There are few reasons why Global Crossing is in the situation in which it is right now. GLBC was once the Wall Street darling. When everything was shining, and when stock markets over-reflected the global economies of the last years of the century, Global Crossing was reaping benefits and was one of the most beloved companies in the world. Its business was simply a gold mine and its prospects were enormous: it was the sole owner of the world's internet and fiber-optic cable-bahn. Internet was the next revolutionary intelligence with infinite potential, and Global Crossing owned its global backbone. It was the only company that laid and owned all the high-speed fiber optic cables that connected the continents. It was a time of paradise for the Global Crossing shareholders. They owned a monopoly. Global Crossing was one of the most beloved darlings on Wall Street.
And then everything changed. Fast-forward to the dot-com crash of 2000-2002. Venture capital investments started dropping immediately, borrowers defaulted, bond-markets froze, and stock market started to tumble, first slowly, and then, after September 11, it dropped down very fast, just like the falling comet. Companies started disappearing left and right, and the party quickly came to an end. Prospects disappeared, analysts changed their tune, and the internet became a commodity. Global Crossing suddenly couldn't find the use for many of its cable-bahns, and its business overexpansion resulted in the bankruptcy filing. The company quickly became one of the most hated companies on the stock market as its shareholders watched in horror as their share prices vanished from above $100 per share to pennies. That was quickly followed with lawsuits, bankruptcies, and everything you can imagine. The time of Global Crossing, then trading under the stocker ticker GX, was over.
But is it still?
After bankruptcy, no one heard of it for a long time. Everything went silent. The global economy was licking its wounds and trying to overcome various diseases in terms of scandals, arrests, illegalities, wars, disasters. As the economy started to recover, Global Crossing began to regain its strength. It emerged from bankruptcy just in time for the economy to heat up again. It recovered gloriously, ready to shine again. But it never did. A few investors got in, but, for the most part, the company was no longer interesting to Wall Street. Wall Street was into commodities, investing everything and their mothers in gold, oil, silver, copper, corn, etc. After GLBC's new, post-bankruptcy IPO, larger volumes initially started drying up, and the company started losing investors' interest. That brings us to Global Crossing today.

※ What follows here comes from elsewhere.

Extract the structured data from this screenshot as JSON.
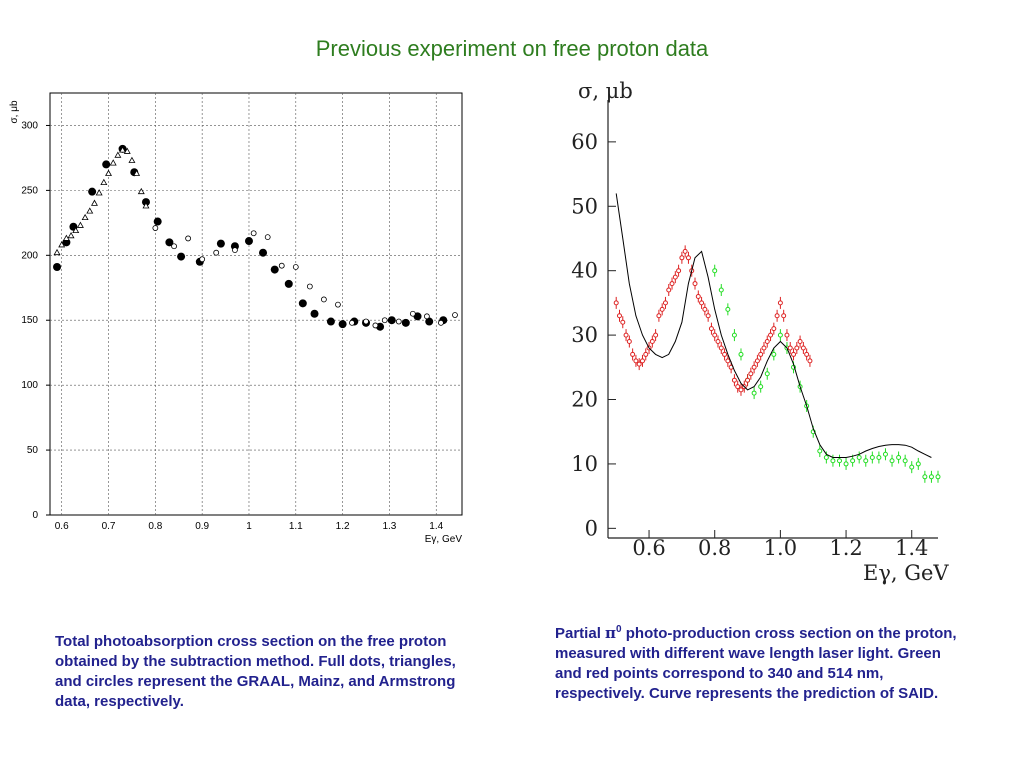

Global Crossing went from being the most beloved to the most hated to the forgotten. But should it be forgotten? Absolutely not. Nothing has changed, really. Those Ethernet cables, needed so much for the global expansion and continued rise of the artificial intelligence, are still securely laying on the bottom of all oceans, connecting continents and offering uninterrupted data transfer, downloads, and uploads. The best part: these cables are extremely underutilized. As Global Crossing was over-expanding, it kept installing cables with much more capacity than needed at that time, as it over-anticipated the internet era boom. It didn't happen as fast as they predicted, but it is surely happening right now, and is with us to stay. Those cables are ready to accept massive explosion of data as their bandwidths are patiently waiting under the seas. The best part? Global Crossing still owns these cables.

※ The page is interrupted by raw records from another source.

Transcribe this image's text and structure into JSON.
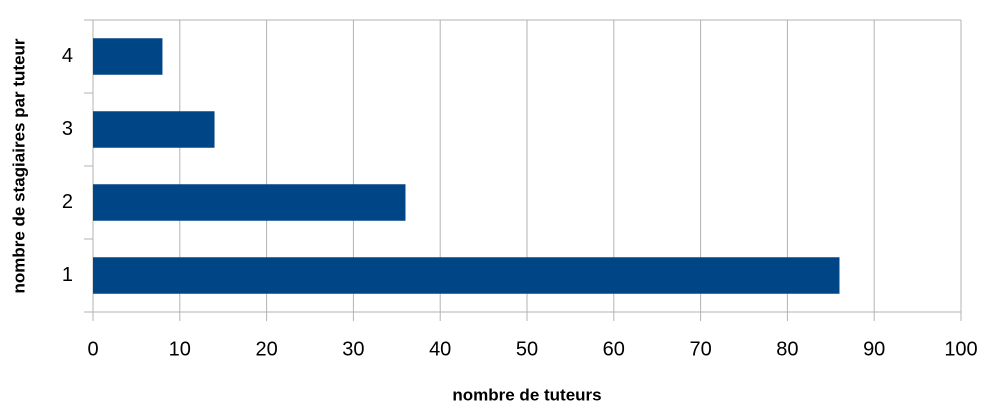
{
  "chart_data": {
    "type": "bar",
    "orientation": "horizontal",
    "xlabel": "nombre de tuteurs",
    "ylabel": "nombre de stagiaires par tuteur",
    "categories": [
      "1",
      "2",
      "3",
      "4"
    ],
    "values": [
      86,
      36,
      14,
      8
    ],
    "color": "#004586",
    "xlim": [
      0,
      100
    ],
    "xticks": [
      0,
      10,
      20,
      30,
      40,
      50,
      60,
      70,
      80,
      90,
      100
    ],
    "grid": true
  }
}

Global Crossing is still the only global backbone and offers enormous potential. Global Crossing is still a monopoly. Those cables are still there. They are not going away. Prospects are still there, stronger than ever. But, this time, Wall Street forgot about it. Wall Street forgot to look back at the tech bubble darlings. Wall Street found some other bubbles to burst now.

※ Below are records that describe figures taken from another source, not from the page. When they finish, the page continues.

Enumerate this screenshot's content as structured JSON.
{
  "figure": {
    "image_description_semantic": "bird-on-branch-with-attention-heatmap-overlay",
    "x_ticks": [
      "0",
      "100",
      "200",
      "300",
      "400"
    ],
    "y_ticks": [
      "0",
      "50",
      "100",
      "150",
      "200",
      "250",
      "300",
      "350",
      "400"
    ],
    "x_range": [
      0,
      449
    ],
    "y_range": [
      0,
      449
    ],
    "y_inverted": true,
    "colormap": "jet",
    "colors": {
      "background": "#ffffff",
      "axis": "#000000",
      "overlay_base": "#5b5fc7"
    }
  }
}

That is the best time: Global Crossing, an information age monopoly, at the rock bottom prices, a company that will track and actually offer the growth of the Internet and electronic age, a company that will either rise like Phoenix or potentially be swallowed by the growth-hungry network companies, such as Level(3) for example, that need those backbones to continue extending their leads. Combining its existing cable infrastructure with recent wireless and satellite partnerships, Global Crossing is in a whole new ball game: moving the wired and wireless networks to the biggest backbone in the world! Can GLBC deliver again?